Javier tornou-se conhecido pelas três décadas nas quais foi membro do Congresso e investigou crimes de colarinho branco. No primeiro governo de Alan García (1985-1990), mais ineficiente e menos corrupto que no segundo (2006-2011), ganhou a atenção do público ao estudar como foram entregues os dólares do mercado único de câmbio a alguns empresários amigos do regime. Nos anos de Fujimori teve uma atuação espetacular ao denunciar as arbitrariedades e as relações do governo com o narcotráfico. Esse desempenho conquistou o ódio de Fujimori e Vladimiro Montesinos (chefe do serviço de inteligência), que entre outras retaliações, colocaram bombas na porta de sua casa e mais de uma vez assaltaram sua caminhonete e sua residência. O episódio que com mais clareza me lembro foi o de uma noite na qual uma defensora dos direitos humanos da Argentina ia para o aeroporto e decidimos ficar todos na casa de Javier para que ela fosse com o guarda-costas e o motorista dele. A caminhonete foi assaltada a caminho do aeroporto e o motorista resultou ferido de bala. O veículo apareceu incendiado a poucos metros da casa dos filhos de Javier. Era uma advertência de Montesinos. Direitos humanos, nada.
No início da década de 1980, começou o trabalho em torno dos direitos humanos, com Francisco Soberón. Com ele, Javier criou a Associação Pró Direitos Humanos (Aprodeh). Um parlamentar comprometido com esse tema no meio de uma guerra sangrenta é importante, porque permite que alguém com poder investigue abusos, castigue e tente prevenir. Javier Diez Canseco Cisneros morreu compromissado com essa causa.
Sobreviveu a numerosos atentados contra sua vida, e tratou com prudência e humor o grampo de suas ligações pelo serviço de inteligência a partir da década de 1970. Por isso denunciou, com ajuda de um jornalista do periódico La República, uma central de grampos telefônicos pertencente ao serviço de inteligência da Marinha de Guerra, no começo da década de 1980. A partir de então, teve o serviço de inteligência na mira, não pela correção do trabalho que esse serviço cumpria e sim pela violação dos direitos cidadãos que ele praticava.
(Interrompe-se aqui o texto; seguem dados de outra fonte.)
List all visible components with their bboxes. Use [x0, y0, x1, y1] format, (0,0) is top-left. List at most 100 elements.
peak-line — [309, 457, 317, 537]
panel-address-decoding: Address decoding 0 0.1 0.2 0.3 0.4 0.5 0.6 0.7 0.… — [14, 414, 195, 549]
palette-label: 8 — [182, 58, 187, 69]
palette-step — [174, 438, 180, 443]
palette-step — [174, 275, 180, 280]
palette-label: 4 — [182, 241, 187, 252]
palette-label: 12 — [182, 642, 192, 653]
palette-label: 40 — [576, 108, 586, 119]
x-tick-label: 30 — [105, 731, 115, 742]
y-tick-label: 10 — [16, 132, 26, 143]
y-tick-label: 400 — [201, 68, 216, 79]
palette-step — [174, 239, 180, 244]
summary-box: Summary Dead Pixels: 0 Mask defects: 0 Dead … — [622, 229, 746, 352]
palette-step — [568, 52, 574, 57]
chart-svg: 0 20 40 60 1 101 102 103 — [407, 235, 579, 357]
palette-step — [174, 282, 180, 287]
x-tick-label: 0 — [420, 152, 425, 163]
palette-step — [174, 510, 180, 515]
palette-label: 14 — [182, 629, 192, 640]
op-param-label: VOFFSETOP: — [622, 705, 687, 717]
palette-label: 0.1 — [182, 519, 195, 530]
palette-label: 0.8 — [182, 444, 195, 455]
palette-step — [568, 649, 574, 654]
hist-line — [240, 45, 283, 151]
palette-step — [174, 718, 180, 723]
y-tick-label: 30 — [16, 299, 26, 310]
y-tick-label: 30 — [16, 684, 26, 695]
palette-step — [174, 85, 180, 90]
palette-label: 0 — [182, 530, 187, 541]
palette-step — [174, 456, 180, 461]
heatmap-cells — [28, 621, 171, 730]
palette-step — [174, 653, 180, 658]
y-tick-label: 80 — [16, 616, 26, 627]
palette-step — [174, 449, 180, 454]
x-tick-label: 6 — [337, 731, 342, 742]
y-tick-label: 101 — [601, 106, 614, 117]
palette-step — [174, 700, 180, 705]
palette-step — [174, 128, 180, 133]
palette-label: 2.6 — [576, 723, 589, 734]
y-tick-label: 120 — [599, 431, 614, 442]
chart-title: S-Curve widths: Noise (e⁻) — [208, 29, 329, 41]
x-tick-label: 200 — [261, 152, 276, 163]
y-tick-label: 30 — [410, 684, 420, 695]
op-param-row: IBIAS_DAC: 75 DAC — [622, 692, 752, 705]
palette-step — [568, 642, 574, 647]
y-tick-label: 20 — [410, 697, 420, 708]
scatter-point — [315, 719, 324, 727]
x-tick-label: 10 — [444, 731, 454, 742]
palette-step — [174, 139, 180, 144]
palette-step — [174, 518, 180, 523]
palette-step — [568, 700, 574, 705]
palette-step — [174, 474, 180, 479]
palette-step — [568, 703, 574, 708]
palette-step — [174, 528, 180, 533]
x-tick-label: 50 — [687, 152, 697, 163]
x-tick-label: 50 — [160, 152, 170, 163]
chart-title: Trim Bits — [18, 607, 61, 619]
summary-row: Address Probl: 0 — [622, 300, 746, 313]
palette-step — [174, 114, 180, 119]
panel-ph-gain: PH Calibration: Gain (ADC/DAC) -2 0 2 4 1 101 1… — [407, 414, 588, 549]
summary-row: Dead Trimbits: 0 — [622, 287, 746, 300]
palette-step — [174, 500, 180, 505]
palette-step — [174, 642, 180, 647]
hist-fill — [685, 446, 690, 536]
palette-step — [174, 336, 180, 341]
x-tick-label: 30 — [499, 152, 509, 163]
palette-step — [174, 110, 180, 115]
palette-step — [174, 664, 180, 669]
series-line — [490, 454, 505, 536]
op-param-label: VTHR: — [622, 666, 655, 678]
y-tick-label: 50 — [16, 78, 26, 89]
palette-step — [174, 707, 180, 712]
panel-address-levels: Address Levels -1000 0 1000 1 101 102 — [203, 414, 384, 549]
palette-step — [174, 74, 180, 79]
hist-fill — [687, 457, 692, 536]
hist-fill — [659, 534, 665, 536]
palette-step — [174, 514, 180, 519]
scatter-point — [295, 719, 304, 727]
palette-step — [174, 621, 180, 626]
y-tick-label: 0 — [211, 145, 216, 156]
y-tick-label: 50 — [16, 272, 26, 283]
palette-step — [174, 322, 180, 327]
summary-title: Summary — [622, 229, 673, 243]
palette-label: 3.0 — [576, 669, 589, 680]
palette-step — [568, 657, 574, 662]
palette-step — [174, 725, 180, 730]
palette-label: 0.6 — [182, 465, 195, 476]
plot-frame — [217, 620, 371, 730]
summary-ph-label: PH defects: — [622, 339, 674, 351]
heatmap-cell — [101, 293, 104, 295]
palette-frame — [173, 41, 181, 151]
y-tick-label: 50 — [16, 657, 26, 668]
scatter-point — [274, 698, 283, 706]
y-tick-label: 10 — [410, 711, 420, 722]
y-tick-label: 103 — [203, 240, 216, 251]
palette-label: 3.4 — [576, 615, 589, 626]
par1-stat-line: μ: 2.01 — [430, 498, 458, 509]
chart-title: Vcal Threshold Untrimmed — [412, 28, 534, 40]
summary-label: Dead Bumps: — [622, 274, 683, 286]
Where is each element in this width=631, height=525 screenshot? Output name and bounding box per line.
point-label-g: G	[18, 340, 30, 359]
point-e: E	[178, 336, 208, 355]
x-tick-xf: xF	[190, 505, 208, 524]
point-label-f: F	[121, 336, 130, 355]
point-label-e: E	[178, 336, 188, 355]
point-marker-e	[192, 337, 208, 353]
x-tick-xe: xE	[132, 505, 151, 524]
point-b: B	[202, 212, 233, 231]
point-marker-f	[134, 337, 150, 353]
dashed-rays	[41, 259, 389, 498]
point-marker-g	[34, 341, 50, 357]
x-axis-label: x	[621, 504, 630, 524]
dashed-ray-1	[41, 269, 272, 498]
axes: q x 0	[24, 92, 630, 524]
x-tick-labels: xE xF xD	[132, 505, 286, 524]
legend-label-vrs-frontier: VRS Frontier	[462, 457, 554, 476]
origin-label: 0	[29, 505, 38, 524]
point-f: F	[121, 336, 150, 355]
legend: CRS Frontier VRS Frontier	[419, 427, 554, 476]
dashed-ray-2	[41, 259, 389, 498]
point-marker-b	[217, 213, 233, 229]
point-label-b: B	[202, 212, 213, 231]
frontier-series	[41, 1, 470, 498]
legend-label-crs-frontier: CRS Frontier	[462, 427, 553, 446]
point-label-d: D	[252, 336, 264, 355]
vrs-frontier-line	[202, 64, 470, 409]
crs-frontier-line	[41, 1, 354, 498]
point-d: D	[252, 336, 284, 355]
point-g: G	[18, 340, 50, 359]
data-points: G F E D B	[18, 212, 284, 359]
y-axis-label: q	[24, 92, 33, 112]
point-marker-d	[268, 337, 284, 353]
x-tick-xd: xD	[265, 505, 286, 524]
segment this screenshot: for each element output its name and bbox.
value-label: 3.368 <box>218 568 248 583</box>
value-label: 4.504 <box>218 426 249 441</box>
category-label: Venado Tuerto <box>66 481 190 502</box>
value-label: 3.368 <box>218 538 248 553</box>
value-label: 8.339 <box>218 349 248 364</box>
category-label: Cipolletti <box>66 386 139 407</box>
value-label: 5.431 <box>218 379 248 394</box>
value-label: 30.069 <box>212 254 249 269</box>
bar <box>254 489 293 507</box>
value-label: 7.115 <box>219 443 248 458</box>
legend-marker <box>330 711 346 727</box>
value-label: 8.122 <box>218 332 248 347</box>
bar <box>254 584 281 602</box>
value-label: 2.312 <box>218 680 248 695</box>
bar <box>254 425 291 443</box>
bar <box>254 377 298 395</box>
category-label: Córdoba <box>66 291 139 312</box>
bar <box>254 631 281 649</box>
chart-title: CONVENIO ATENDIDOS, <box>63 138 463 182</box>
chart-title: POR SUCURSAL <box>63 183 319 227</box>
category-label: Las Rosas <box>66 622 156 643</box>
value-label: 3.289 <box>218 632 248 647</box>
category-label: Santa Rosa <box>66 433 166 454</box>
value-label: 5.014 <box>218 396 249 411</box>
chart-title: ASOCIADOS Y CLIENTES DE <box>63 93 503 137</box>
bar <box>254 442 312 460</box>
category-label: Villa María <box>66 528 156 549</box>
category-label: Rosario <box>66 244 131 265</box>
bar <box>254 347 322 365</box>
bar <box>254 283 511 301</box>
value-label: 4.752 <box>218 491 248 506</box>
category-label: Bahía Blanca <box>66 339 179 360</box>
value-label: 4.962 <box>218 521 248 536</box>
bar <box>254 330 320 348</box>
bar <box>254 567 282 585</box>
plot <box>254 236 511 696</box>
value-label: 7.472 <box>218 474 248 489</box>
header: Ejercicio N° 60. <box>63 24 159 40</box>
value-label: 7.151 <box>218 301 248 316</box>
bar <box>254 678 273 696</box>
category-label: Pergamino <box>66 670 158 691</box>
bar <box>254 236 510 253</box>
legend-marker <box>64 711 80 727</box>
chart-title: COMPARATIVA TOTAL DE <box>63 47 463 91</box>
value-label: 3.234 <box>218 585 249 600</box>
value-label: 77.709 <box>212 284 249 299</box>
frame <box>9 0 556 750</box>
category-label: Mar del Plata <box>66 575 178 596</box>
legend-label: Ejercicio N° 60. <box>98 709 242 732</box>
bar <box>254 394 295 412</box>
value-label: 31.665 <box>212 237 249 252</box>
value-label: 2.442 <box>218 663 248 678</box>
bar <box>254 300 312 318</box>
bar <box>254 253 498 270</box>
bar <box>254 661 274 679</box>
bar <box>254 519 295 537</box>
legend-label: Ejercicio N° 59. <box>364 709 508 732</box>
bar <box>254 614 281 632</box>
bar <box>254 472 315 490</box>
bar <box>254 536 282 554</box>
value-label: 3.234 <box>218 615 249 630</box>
Durante o governo de Alejandro Toledo (2001-2006) foi eleito vice-presidente do Congresso e assumiu a Comissão de Inquérito de Delitos Econômicos, da qual tive o privilégio de participar como chefe da equipe técnica. O que conseguimos fazer em um ano, apesar dos obstáculos, foi sem dúvida mérito da experiência de Javier Diez Canseco Cisneros e do seu eficiente manejo dos poucos recursos públicos à sua disposição. Quando era evidente que cortaram o financiamento público, procuramos apoio na cooperação alemã e britânica, e assim conseguimos terminar o trabalho e entramos com os processos correspondentes. Nunca foi tão odiado. Meteu o dedo na ferida do poder econômico e deixou em evidência como funciona o poder privado dentro do Estado. Foram investigados delitos envolvendo 6 bilhões de dólares e, por fim, foi possível colocar na cadeia, de maneira inédita na América Latina, vários ministros de economia, de defesa e próximos a Fujimori. Também os processos contra Fujimori foram alimentados com provas resultantes desses inquéritos. Por momentos, tem sido frustrante ver como se compravam juízes e tribunais para deixar livres sobretudo os ricos, mas o exercício de cidadania foi realizado e desnudou a operação do poder.
A frustração com o trabalho parlamentar foi constante. Para cada triunfo, havia um enorme número de iniciativas que não podiam se concretizar. Todos os projetos de lei contra a discriminação por orientação sexual fracassaram. O obscurantismo peruano, reforçado pela Opus Dei e a direita da Igreja Católica, foi seu inimigo implacável. Com a queda da qualidade dos parlamentares no Peru, sintoma da desintegração do país, a qualidade dos debates e dos projetos de lei estava em baixa. Isso incomodava-o e deixava-o zangado. O racismo no parlamento o tirava do sério e provocava nele dores de cabeça proverbiais. Às vezes, acalmava a ira com barras de chocolate.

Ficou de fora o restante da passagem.